Jeramie Scott, EPIC Senior Counsel & Director of the Project on Surveillance Oversight, released the following statement regarding the landmark decision:
“The Court has reaffirmed what we already knew but what the government has fought so hard to deny: Warrantless searches of Americans’ information incidentally collected under FISA section 702 is a violation of the Fourth Amendment. Section 702 is a broad surveillance authority and this opinion reinforces the need for Congress to reform it prior to any reauthorization.”
Section 702 authorizes surveillance programs targeting non-U.S. persons reasonably believed to be outside the U.S. to acquire “foreign intelligence information.” The court’s opinion addresses the FBI’s queries of communications “incidentally” gathered from the Defendant, Mr. Agron Hasbajrami, during a 702 investigation. The government only revealed these queries after Mr. Hasbajrami, a permanent U.S. resident, had served his sentence. Mr. Hasbajrami moved to suppress the Section 702 evidence.

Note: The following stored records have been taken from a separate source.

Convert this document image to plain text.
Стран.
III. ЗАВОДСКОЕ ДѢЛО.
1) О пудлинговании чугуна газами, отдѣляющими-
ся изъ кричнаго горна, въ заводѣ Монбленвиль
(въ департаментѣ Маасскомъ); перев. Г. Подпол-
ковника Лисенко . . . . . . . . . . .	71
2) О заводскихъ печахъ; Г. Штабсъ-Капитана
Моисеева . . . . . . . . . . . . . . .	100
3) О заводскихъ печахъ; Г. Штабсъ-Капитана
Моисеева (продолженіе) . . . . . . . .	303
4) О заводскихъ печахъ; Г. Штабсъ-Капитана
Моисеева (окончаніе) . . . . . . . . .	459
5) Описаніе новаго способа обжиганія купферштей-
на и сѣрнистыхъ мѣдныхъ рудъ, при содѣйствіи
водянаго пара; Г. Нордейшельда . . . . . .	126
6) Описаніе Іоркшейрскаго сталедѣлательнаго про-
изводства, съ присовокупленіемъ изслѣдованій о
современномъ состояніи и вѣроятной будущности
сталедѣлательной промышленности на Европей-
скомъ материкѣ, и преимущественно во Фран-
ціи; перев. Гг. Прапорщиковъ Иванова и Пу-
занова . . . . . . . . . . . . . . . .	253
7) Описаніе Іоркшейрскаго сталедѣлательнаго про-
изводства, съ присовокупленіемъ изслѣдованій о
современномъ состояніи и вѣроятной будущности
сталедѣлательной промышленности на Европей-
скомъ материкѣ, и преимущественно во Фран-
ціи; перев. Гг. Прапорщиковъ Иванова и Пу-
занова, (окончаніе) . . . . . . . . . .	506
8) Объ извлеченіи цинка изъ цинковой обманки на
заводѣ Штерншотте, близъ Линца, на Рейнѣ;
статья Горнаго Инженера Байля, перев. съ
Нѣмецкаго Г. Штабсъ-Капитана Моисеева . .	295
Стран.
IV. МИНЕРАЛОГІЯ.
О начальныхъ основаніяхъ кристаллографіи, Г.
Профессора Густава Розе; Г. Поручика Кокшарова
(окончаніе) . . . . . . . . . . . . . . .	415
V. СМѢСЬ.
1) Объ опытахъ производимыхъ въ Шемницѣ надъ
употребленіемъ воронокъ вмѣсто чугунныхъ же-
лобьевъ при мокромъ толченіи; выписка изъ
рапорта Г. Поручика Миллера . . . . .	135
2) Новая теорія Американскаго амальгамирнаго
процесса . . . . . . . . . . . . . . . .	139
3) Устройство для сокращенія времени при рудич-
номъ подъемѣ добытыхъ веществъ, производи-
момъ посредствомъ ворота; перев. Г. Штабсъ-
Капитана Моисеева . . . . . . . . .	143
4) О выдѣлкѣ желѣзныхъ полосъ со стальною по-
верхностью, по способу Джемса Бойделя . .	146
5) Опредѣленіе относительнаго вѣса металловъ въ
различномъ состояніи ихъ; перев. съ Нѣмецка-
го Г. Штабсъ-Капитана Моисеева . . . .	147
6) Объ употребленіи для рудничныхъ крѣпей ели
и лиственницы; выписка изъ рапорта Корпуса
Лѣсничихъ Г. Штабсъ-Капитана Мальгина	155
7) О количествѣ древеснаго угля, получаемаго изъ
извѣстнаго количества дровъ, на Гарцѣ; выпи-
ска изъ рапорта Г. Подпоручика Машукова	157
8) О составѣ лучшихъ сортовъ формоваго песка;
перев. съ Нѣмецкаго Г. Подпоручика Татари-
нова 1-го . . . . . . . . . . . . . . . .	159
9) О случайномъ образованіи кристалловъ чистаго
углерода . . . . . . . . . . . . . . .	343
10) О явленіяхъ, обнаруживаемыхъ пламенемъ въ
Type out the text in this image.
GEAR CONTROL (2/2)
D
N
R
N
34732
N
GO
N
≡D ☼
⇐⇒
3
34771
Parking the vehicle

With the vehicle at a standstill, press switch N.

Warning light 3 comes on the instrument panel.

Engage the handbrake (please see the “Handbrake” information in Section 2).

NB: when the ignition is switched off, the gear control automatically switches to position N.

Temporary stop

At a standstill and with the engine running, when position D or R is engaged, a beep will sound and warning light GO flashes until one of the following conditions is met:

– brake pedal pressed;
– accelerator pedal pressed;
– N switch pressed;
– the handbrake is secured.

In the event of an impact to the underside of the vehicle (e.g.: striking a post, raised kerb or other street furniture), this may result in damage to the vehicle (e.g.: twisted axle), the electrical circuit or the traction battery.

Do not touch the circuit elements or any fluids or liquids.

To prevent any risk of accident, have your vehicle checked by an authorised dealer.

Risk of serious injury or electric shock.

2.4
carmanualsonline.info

The court’s decision builds on the Second Circuit’s 2019 ruling that queries of databases containing Section 702-acquired information on people in the U.S. are separate Fourth Amendment events. The Court argued that no warrant requirement “would effectively allow law enforcement to amass a repository of communications under Section 702-including those of U.S. persons-that can later be searched on demand without limitation.” While the District Court found that the FBI’s Section 702 queries violated the Fourth Amendment, it denied Mr. Hasbajrami’s motion to suppress the resulting evidence on other grounds.
EPIC has been a staunch advocate for calling for broad reform of Section 702, working as part of a bipartisan coalition of civil society groups. EPIC published a blog series— including one on warrantless 702 searches—explaining Section 702 and why it must be reformed.